Twins: Minnesota’s focus at the trade deadline is going to rightly be pitching help — both in the bullpen and in the rotation — but their catchers have been a middle-of-the-pack unit, at best. Gary Sanchez leads the team in plate appearances at designated hitter and has hit better as a DH than as a catcher. But the Twins feel he’s been better than his reputation with the glove, and they’ve used the DH spot as a means of giving several players off — including Byron Buxton. Sure, the lineup would be deeper and better with Contreras catching, Sanchez at DH and Ryan Jeffers as a backup catcher, but this isn’t going to be a priority.

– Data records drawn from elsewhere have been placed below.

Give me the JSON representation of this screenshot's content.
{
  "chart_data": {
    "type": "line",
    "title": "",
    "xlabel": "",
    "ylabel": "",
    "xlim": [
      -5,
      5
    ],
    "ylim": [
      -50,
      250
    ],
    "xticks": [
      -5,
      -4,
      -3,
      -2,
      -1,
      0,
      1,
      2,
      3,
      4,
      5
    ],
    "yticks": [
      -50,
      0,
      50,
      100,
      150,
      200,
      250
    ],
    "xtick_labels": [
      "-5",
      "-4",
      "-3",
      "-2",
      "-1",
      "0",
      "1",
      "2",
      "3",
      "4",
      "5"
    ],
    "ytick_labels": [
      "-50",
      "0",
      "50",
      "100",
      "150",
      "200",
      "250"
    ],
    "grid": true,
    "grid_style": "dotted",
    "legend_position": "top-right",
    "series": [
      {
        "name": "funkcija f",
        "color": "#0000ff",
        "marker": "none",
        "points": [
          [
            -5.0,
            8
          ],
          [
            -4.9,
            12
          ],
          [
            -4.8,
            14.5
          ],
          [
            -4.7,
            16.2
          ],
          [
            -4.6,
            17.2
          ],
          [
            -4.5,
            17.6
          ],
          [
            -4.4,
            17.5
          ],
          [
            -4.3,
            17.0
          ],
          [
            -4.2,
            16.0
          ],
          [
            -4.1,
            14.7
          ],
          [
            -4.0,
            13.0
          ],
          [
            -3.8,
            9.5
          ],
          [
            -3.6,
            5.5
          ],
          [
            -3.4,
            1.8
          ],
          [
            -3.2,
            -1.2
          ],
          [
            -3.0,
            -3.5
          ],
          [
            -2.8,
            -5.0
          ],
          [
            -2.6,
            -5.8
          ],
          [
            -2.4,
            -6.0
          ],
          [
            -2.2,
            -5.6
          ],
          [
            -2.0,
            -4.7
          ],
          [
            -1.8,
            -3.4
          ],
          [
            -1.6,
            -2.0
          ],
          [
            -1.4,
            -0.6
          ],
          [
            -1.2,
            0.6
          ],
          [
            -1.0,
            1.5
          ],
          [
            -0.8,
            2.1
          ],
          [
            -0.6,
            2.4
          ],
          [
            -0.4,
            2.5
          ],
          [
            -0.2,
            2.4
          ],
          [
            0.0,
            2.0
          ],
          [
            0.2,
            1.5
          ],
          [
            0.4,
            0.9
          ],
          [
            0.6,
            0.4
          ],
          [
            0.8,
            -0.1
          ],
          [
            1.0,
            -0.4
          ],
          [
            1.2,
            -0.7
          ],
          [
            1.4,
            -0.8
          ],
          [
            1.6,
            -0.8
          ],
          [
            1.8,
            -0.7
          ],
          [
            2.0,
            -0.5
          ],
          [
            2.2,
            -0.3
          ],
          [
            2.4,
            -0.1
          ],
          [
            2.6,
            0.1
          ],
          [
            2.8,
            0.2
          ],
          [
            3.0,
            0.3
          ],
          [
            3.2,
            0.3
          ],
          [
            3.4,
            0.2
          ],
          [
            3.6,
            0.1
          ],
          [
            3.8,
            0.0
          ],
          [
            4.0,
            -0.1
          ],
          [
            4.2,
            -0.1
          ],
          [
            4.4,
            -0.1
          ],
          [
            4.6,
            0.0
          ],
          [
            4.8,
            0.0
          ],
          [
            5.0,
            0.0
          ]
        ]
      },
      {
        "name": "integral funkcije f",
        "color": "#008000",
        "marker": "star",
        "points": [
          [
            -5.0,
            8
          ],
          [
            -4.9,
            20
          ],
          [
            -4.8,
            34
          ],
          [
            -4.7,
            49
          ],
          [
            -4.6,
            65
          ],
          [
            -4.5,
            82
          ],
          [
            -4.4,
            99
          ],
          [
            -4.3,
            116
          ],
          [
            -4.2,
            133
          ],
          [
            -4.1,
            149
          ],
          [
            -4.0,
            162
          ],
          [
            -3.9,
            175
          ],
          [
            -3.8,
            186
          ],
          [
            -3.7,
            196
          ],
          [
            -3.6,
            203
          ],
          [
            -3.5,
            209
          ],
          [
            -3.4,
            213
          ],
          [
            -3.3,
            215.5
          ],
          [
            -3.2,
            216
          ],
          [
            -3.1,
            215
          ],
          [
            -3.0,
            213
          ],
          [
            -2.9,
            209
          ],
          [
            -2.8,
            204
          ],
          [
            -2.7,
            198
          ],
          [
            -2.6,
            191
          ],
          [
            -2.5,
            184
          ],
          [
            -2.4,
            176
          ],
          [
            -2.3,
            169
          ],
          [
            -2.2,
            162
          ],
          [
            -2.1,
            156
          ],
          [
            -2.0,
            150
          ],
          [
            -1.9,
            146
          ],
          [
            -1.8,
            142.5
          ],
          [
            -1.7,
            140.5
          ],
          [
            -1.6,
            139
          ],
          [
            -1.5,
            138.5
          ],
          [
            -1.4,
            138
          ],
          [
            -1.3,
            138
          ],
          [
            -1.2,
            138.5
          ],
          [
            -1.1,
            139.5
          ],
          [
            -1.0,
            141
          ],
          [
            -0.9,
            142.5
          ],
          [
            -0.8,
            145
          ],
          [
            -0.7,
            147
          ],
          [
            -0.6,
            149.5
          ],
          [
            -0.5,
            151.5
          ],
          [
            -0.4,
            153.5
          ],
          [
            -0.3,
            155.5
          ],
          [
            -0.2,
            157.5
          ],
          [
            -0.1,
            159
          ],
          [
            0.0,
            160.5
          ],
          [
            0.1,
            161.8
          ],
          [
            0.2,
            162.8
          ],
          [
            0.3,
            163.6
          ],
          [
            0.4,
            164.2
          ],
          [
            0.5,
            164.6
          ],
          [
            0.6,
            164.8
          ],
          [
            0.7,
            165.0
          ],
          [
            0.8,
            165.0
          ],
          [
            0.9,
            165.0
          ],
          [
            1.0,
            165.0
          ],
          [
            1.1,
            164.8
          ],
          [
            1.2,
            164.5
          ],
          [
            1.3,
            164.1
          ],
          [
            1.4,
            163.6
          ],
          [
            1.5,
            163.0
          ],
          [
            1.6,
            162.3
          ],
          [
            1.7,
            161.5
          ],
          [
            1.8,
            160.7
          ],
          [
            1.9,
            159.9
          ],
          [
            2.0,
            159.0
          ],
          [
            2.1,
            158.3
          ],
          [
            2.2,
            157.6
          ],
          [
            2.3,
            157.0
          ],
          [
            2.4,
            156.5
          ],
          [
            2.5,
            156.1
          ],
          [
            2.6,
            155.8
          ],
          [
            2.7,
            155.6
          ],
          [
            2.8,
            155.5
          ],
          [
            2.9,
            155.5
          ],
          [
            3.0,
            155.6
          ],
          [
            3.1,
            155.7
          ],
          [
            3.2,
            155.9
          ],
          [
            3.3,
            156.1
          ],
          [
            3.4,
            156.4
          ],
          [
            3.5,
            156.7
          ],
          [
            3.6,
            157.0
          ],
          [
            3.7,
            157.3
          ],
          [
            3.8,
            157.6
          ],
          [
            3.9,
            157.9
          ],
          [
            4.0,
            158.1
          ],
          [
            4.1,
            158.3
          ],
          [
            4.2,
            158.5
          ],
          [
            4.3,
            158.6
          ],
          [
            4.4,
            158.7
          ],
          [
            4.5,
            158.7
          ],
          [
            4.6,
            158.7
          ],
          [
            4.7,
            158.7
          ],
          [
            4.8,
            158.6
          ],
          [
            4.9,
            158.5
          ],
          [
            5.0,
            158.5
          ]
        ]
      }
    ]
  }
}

Red Sox: Christian Vazquez has posted a solid, if unremarkable .271/.315/.374 batting line in 168 plate appearances this season, but neither of Boston’s backup options (Kevin Plawecki, Connor Wong) have provided any offense at all. This doesn’t feel all that likely, as Boston probably has bigger needs to consider when the deadline rolls around — assuming they hang onto (or remain within striking distance of) their current No. 3 Wild Card spot in the American League.
Contreras has been the best all-around catcher in baseball this offseason, so you could make the argument that he can/should be shoehorned into just about any contender or fringe contender’s lineup. But when looking at the combination of legitimate playoff chances, pure need behind the plate and realistic ability to facilitate a trade of this nature (based on luxury tax, farm system, payroll), it’s hard to look past the Astros, Mets, Rays and Giants as the best fits for a short-term splash behind the plate.